Habiendo glorificado tu tierra santa en la tierra/ antes de tu segunda y terrible venida, oh Cristo,/ por la gloriosa resurrección de los jóvenes/ mostraste la resurrección a los que no la conocían,/ vestiduras incorruptibles y habiendo revelado el cuerpo,/ y aseguraste al rey que el clamor era verdaderamente una resurrección de los muertos.

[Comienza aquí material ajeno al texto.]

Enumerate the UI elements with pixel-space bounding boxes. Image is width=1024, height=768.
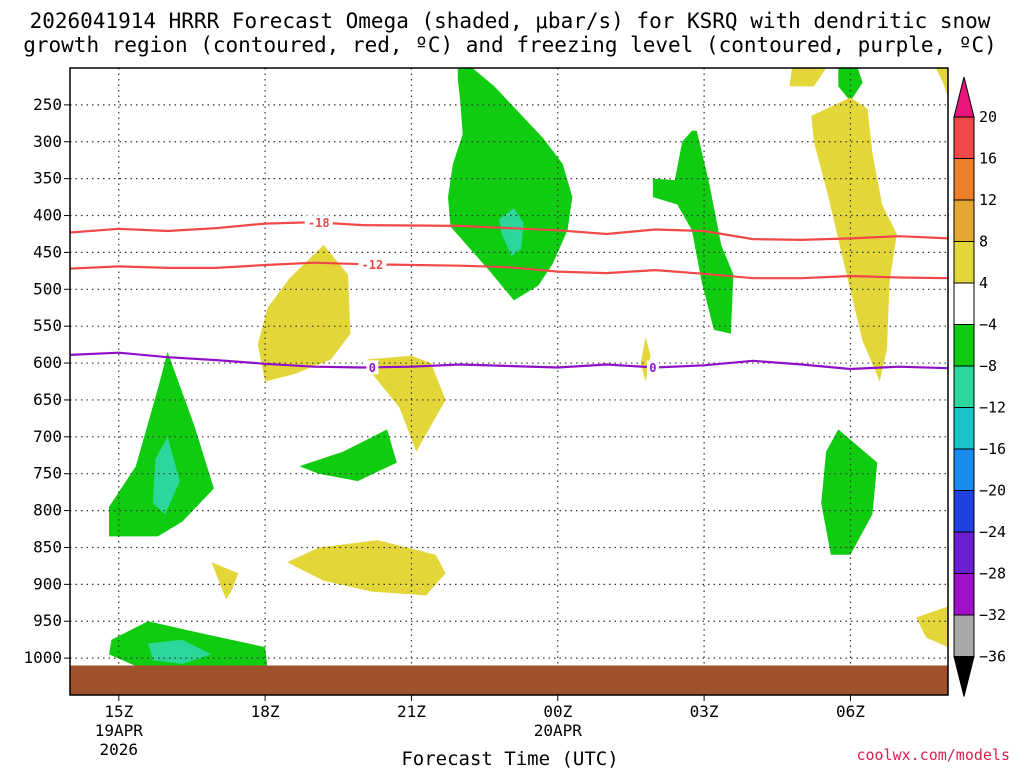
colorbar-bottom-triangle	[953, 656, 975, 697]
contour-line-2	[69, 351, 949, 371]
y-axis-ticks: 250 300 350 400 450 500 550 600 650 700 750 800 850 9…	[23, 95, 70, 667]
omega-region-4	[811, 97, 897, 382]
contour-label-bg-2	[366, 360, 379, 375]
omega-region-12	[299, 429, 397, 482]
chart-title-line-2: growth region (contoured, red, ºC) and f…	[23, 33, 997, 57]
plot-frame	[69, 67, 949, 696]
temperature-contours: -18 -12 0 0	[69, 215, 949, 375]
colorbar-band-5	[953, 324, 975, 367]
x-tick-label-15Z: 15Z	[104, 702, 133, 721]
y-tick-label-350: 350	[33, 169, 62, 188]
omega-region-18	[916, 606, 948, 648]
y-tick-label-650: 650	[33, 390, 62, 409]
colorbar-band-1	[953, 158, 975, 201]
x-tick-label-18Z: 18Z	[251, 702, 280, 721]
colorbar-band-9	[953, 490, 975, 533]
y-tick-label-950: 950	[33, 611, 62, 630]
contour-label-0: -18	[308, 216, 330, 230]
colorbar-label-11: −28	[979, 565, 1006, 583]
colorbar: 20 16 12 8 4 −4 −8 −12 −16 −20 −24 −28 −32 −36	[953, 76, 1006, 697]
colorbar-label-6: −8	[979, 357, 997, 375]
y-tick-label-400: 400	[33, 206, 62, 225]
omega-shaded-regions	[109, 68, 948, 673]
contour-label-bg-3	[646, 360, 659, 375]
colorbar-label-5: −4	[979, 316, 997, 334]
omega-region-7	[257, 245, 351, 382]
omega-region-8	[640, 337, 651, 382]
colorbar-band-0	[953, 116, 975, 159]
x-tick-date-00Z: 20APR	[534, 721, 583, 740]
omega-region-9	[367, 355, 446, 452]
omega-region-6	[935, 68, 948, 98]
colorbar-label-1: 16	[979, 150, 997, 168]
colorbar-label-8: −16	[979, 440, 1006, 458]
colorbar-band-3	[953, 241, 975, 284]
colorbar-band-7	[953, 407, 975, 450]
colorbar-label-13: −36	[979, 648, 1006, 666]
colorbar-band-10	[953, 531, 975, 574]
colorbar-label-7: −12	[979, 399, 1006, 417]
y-tick-label-600: 600	[33, 353, 62, 372]
grid-lines	[70, 68, 948, 695]
contour-label-bg-1	[358, 257, 387, 272]
y-tick-label-850: 850	[33, 537, 62, 556]
ground-surface	[70, 665, 948, 695]
colorbar-label-2: 12	[979, 191, 997, 209]
y-tick-label-550: 550	[33, 316, 62, 335]
y-tick-label-500: 500	[33, 279, 62, 298]
omega-region-10	[109, 352, 214, 537]
colorbar-band-8	[953, 448, 975, 491]
colorbar-band-2	[953, 199, 975, 242]
x-tick-label-21Z: 21Z	[397, 702, 426, 721]
chart-title-line-1: 2026041914 HRRR Forecast Omega (shaded, …	[30, 9, 991, 33]
omega-region-13	[821, 429, 878, 555]
y-tick-label-450: 450	[33, 242, 62, 261]
colorbar-label-12: −32	[979, 606, 1006, 624]
x-tick-year-15Z: 2026	[100, 740, 139, 759]
contour-label-2: 0	[369, 361, 376, 375]
contour-label-bg-0	[304, 215, 333, 230]
y-tick-label-750: 750	[33, 464, 62, 483]
colorbar-band-12	[953, 614, 975, 657]
y-tick-label-1000: 1000	[23, 648, 62, 667]
y-tick-label-700: 700	[33, 427, 62, 446]
omega-region-5	[789, 68, 827, 87]
omega-region-14	[211, 562, 239, 600]
colorbar-top-triangle	[953, 76, 975, 118]
omega-region-1	[499, 208, 524, 257]
x-tick-label-06Z: 06Z	[836, 702, 865, 721]
contour-label-1: -12	[362, 258, 384, 272]
omega-region-2	[652, 130, 734, 334]
y-tick-label-300: 300	[33, 132, 62, 151]
contour-line-1	[69, 261, 949, 280]
x-tick-date-15Z: 19APR	[95, 721, 144, 740]
omega-region-11	[152, 436, 180, 515]
y-tick-label-800: 800	[33, 501, 62, 520]
omega-region-0	[448, 68, 573, 301]
x-tick-label-03Z: 03Z	[690, 702, 719, 721]
y-tick-label-900: 900	[33, 574, 62, 593]
colorbar-label-0: 20	[979, 108, 997, 126]
x-axis-label: Forecast Time (UTC)	[401, 748, 618, 768]
omega-region-15	[287, 540, 446, 596]
y-tick-label-250: 250	[33, 95, 62, 114]
contour-label-3: 0	[649, 361, 656, 375]
contour-line-0	[69, 221, 949, 242]
colorbar-band-4	[953, 282, 975, 325]
colorbar-label-3: 8	[979, 233, 988, 251]
colorbar-label-4: 4	[979, 274, 988, 292]
colorbar-band-11	[953, 573, 975, 616]
colorbar-band-6	[953, 365, 975, 408]
x-tick-label-00Z: 00Z	[543, 702, 572, 721]
colorbar-label-9: −20	[979, 482, 1006, 500]
credit-text: coolwx.com/models	[856, 746, 1010, 764]
colorbar-label-10: −24	[979, 523, 1006, 541]
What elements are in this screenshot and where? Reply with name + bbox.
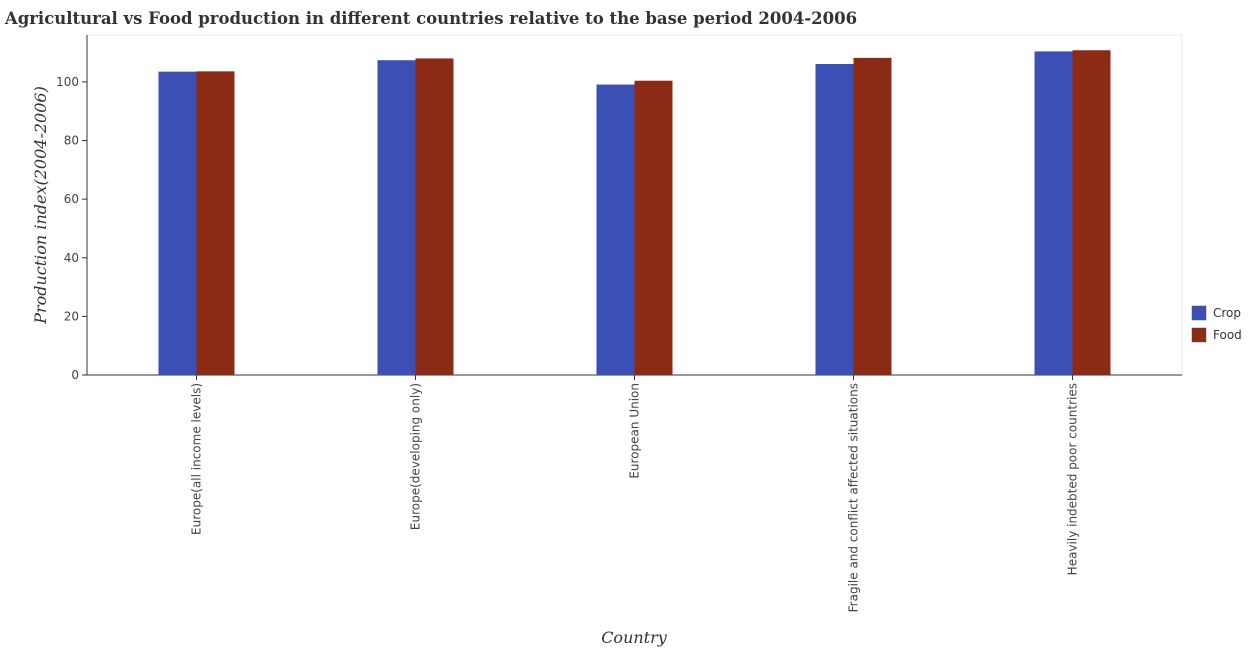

¡Oh, maravilloso séptimo joven santo, alabado sea la ciudad de Éfeso y toda la esperanza del universo entero! Míranos desde las alturas de la gloria celestial a nosotros, que honramos con amor tu memoria, y especialmente a los niños cristianos, encomendados a tu intercesión por sus padres. Haz descender sobre ella la bendición de Cristo Dios, oh Señor: deja que los niños vengan a Mí. Sanad a los enfermos, consolad a los que lloran, mantened puros sus corazones, llenadlos de mansedumbre, y en la tierra de vuestros corazones plantad y fortaleced el grano de la confesión de Dios, aun con fuerza para que crezcan en fuerzas. Y todos nosotros, tus santos íconos que estamos ante ti, que besamos tu poder con fe y te oramos calurosamente, nos dignamos realzar el Reino de los Cielos y glorificar las silenciosas voces de alegría en el magnífico Nombre de la Santísima Trinidad, Padre e Hijo y Espíritu Santo, por los siglos de los siglos. Amén.